I guess the other concern would be that you have a 1 TB drive, 950 GBs of games, and you're writing to the same 50 GBs over and over? But then doesn't the drive management shuffle data around so sectors that get repeatedly used are replaced with rarely-written data and the mostly unwritten sectors then used for writes, so the drive is managed to distribute to wear to maximise longevity?
Yes, that's exactly what solid-state filesystems are designed to do. Although it objectively introduces more read-write cycles, the 'heath' of the NAND array overall get less reptitive use on average.

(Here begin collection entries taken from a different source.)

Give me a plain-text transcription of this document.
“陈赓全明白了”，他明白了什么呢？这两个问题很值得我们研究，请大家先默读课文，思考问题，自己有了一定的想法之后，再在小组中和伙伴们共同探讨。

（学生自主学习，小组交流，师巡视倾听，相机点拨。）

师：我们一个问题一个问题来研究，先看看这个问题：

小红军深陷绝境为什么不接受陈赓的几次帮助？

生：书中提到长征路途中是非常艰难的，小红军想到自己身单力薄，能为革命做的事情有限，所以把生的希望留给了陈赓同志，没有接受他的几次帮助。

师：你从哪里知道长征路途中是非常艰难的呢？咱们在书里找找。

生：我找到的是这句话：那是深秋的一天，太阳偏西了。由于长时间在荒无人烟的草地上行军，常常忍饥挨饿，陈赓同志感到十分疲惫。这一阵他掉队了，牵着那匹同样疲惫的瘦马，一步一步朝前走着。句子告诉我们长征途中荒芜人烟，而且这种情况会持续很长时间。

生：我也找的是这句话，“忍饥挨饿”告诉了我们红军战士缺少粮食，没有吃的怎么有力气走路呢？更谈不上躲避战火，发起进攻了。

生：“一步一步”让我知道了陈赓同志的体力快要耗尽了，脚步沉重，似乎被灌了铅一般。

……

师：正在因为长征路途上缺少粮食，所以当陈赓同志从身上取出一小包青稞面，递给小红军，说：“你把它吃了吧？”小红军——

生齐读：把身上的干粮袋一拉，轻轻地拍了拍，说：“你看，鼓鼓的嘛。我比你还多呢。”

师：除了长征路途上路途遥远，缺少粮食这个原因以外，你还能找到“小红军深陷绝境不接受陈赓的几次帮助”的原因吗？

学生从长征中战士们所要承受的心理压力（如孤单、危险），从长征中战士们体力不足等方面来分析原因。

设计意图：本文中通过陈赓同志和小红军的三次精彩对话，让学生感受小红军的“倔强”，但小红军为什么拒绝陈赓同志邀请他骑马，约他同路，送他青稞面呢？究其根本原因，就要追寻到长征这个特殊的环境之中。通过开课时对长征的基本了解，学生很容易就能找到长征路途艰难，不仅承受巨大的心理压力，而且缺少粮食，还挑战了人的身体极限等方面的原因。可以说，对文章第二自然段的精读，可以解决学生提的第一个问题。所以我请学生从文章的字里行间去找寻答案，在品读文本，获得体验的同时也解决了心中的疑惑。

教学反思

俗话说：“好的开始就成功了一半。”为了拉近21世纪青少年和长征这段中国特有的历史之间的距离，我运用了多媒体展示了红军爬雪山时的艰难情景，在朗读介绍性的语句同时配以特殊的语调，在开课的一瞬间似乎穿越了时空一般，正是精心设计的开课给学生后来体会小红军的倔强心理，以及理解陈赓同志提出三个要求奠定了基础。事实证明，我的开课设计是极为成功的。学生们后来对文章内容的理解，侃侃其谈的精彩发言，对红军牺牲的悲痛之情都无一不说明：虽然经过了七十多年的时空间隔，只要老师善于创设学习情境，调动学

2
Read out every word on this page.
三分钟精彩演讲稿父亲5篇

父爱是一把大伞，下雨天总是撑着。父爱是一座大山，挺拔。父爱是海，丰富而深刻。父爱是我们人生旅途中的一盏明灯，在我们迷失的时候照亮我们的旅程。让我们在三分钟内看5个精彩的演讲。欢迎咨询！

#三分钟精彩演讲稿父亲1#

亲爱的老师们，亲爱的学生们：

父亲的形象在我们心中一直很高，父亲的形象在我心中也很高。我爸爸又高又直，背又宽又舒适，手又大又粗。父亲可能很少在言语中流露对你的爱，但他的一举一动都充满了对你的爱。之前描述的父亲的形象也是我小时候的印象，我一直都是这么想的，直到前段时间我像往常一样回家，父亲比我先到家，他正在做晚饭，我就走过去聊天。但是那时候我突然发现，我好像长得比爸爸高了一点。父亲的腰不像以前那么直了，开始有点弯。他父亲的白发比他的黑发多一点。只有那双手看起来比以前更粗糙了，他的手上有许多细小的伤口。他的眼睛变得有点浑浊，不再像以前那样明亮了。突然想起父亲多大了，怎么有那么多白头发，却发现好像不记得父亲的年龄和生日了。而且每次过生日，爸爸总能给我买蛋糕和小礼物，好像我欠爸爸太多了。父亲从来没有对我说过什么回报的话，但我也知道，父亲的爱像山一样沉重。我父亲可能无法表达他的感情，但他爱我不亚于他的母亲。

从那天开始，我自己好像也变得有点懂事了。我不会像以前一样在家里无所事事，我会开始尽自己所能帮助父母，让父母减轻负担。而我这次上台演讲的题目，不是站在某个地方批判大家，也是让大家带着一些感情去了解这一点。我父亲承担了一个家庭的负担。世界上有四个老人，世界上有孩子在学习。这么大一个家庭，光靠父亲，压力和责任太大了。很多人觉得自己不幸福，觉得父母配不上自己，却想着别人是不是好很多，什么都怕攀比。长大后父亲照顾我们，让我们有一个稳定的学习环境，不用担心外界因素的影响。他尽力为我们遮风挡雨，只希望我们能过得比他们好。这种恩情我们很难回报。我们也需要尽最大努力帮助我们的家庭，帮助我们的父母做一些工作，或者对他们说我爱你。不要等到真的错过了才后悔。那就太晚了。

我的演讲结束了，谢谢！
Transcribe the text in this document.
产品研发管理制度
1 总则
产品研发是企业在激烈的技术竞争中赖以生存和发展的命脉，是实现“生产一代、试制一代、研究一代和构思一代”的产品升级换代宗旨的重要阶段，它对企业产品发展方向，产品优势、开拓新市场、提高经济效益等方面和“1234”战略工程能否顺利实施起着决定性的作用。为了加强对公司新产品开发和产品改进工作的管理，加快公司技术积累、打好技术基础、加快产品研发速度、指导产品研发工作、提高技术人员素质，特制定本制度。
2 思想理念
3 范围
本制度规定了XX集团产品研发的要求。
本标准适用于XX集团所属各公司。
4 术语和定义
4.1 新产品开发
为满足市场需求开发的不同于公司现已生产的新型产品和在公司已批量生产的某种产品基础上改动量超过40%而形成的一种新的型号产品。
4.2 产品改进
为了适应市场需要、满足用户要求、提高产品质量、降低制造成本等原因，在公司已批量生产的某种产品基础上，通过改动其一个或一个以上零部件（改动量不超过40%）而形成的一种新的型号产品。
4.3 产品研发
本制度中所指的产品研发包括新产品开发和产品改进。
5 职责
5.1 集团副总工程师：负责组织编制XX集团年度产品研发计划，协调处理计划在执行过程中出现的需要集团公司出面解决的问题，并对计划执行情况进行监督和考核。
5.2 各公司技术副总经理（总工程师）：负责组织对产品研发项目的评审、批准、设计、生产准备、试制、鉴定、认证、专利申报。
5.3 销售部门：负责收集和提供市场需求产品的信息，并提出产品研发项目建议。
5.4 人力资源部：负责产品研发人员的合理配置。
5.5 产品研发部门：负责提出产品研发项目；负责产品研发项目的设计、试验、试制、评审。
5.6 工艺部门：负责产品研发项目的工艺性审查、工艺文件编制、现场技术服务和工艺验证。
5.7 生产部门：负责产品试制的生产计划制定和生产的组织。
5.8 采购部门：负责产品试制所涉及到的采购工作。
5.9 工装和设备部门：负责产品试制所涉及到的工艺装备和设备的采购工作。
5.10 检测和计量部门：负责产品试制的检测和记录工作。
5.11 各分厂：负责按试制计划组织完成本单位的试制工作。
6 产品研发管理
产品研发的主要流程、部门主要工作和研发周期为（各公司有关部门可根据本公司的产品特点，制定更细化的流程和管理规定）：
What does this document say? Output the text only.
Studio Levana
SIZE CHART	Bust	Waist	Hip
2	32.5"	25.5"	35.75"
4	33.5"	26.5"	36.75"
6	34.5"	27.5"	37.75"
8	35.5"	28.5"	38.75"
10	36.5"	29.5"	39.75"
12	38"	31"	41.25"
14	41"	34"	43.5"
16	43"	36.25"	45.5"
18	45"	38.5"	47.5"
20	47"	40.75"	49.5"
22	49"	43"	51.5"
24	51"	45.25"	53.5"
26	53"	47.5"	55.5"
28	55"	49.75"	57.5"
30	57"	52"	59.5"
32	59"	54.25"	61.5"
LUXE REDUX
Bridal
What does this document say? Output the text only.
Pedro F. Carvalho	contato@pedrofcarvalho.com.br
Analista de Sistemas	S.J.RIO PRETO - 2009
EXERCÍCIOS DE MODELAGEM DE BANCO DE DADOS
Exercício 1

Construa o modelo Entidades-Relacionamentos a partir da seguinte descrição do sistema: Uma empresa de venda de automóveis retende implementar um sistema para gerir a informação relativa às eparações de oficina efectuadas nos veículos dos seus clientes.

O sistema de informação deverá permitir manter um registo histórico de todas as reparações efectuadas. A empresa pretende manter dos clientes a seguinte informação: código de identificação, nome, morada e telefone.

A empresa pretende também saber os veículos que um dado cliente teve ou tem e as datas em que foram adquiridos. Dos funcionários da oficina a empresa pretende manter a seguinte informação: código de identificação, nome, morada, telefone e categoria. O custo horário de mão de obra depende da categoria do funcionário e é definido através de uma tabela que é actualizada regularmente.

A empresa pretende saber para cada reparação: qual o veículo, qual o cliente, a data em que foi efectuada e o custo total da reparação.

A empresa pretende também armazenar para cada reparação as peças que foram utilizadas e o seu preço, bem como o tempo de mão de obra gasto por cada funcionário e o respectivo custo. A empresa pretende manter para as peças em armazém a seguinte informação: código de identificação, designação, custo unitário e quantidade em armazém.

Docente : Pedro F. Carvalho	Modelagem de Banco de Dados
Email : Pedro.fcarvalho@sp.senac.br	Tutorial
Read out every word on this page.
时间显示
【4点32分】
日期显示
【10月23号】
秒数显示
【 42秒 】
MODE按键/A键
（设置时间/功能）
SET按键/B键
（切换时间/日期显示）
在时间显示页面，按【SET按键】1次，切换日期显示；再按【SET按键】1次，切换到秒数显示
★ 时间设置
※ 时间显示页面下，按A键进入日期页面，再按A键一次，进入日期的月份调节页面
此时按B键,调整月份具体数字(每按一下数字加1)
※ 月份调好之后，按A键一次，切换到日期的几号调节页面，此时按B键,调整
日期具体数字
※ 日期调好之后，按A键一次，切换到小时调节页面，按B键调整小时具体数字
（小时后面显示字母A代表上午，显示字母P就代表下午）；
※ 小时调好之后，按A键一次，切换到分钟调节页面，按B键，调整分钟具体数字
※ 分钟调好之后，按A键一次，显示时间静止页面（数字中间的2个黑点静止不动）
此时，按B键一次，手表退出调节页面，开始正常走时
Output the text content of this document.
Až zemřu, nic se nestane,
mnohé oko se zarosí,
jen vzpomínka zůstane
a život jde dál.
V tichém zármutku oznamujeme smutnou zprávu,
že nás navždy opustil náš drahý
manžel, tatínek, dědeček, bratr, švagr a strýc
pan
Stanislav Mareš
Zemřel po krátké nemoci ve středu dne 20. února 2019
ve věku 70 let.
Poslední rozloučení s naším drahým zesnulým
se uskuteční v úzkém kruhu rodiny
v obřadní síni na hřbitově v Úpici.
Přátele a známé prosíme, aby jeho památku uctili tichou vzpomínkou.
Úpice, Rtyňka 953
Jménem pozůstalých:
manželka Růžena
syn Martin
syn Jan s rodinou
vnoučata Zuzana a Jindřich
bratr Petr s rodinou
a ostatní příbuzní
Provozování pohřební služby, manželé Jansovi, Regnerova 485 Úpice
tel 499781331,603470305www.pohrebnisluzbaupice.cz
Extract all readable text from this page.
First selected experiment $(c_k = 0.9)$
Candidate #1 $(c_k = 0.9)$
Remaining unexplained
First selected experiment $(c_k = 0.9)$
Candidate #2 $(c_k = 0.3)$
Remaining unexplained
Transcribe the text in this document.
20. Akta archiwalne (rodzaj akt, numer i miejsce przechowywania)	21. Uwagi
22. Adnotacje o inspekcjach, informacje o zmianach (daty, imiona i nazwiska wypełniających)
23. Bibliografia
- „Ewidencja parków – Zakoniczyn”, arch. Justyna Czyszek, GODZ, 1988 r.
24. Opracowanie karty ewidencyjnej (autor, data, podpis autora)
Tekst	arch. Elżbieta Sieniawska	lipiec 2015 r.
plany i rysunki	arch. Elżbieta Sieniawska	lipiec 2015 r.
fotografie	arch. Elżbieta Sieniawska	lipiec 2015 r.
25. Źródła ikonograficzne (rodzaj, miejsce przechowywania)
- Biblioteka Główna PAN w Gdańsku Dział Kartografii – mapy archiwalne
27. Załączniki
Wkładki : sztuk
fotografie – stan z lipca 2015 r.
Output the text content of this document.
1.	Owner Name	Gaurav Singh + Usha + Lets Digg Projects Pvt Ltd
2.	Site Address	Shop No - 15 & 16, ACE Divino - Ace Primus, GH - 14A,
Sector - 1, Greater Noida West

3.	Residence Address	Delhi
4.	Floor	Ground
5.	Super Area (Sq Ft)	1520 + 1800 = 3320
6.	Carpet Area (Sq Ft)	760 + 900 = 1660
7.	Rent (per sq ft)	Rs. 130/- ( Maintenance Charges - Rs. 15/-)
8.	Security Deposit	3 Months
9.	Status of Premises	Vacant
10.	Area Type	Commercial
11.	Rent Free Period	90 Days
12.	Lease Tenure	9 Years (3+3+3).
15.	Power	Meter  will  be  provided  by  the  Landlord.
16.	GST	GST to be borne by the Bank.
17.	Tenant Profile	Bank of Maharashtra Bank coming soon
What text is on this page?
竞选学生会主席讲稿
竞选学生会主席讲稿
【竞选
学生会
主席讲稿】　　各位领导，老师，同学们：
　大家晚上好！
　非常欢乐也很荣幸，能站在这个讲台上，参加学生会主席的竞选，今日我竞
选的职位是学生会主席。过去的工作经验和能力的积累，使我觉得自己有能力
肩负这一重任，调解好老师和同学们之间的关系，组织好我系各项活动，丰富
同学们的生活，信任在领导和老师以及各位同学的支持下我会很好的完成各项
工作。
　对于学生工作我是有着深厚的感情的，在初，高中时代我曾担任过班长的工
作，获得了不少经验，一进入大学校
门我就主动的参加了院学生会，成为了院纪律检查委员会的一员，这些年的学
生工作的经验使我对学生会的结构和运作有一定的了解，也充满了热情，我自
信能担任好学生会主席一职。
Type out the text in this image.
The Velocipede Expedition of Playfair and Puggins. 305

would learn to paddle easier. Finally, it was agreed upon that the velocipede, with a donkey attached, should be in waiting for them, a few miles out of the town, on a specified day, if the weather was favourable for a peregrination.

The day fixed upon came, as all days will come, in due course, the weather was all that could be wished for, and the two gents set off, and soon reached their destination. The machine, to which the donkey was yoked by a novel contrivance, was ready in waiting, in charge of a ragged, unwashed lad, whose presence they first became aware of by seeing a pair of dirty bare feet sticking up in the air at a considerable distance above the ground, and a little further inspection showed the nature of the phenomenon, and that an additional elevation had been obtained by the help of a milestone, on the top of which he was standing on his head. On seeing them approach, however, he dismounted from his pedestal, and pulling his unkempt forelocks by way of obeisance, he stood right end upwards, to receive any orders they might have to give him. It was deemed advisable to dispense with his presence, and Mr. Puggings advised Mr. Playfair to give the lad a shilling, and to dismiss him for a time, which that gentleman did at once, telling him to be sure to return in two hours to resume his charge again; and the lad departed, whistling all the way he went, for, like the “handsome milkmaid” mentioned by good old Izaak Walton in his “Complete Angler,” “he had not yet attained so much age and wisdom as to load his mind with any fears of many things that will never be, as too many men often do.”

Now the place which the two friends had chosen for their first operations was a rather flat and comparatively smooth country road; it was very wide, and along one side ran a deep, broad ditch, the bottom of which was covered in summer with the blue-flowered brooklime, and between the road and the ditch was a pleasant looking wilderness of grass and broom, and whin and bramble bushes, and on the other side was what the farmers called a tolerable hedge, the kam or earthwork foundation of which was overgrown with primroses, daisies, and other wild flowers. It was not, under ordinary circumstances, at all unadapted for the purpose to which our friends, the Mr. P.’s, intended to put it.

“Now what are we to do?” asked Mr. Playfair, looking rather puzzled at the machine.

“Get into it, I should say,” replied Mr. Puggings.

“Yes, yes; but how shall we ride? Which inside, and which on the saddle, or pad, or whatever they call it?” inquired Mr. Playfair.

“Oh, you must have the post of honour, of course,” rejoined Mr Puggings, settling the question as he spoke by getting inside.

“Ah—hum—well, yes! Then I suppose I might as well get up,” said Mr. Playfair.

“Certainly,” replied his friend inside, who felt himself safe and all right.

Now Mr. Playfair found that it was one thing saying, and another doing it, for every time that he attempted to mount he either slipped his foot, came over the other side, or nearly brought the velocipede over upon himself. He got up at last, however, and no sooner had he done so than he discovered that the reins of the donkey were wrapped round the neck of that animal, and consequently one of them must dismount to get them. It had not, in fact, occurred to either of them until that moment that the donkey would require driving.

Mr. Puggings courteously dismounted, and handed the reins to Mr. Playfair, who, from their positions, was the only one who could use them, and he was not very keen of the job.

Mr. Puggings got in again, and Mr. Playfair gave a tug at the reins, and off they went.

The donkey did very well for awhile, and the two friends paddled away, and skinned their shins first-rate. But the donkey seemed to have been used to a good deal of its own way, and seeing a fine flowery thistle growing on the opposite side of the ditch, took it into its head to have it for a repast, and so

I've been song SSD storage on laptops since my first 2nd gen MacBook Air in 2009 and people were concerned about longevity back then too. After 14 years of laptops phones and tablets, I've never had storage go bad or met anybody who did.
 
So what if he's one of the Quick Resume architects, doesn't mean he can't be challenged on his claims or that we should take his claims blindly. Think about what he's said and put some thought in to it.
  • He suggests that it won't work on any other drive than a PCIEX SSD
  • He suggests that it won't work without hardware decompression blocks
  • He suggests that it won't work without SFS
Do you have any idea how bizarre those three points are? To suggest you can't suspend PC games with out a PCIEX SSD, hardware decompression blocks or SFS is beyond ridiculous. They would help to speed the process up, not to enable it in the first place.



Can you explain what Direct Storage is doing that means it's the only solution to get Quick Resume working even though we already have ways to suspend on PC.

This is not about creating a quick resume like feature for the PC. The article is about transitioning the Xbox's solution to the PC as some gamers were conflating Quick Resume with Direct Storage.

If MS's plan was to create a new solution from the ground up, it probably wouldn't need to explicitly require Direct Storage, a nvme drive or decompression tech.

But if you are already moving Velocity Arch to the PC then it would make sense that the hypothetical offering of quick resume on the PC would begin by looking at the Xbox solution as a template. There is no official plan to make quick resume possible on the PC. It was just a mental exercise by Jason Ronald on how to offer an xbox feature on the PC.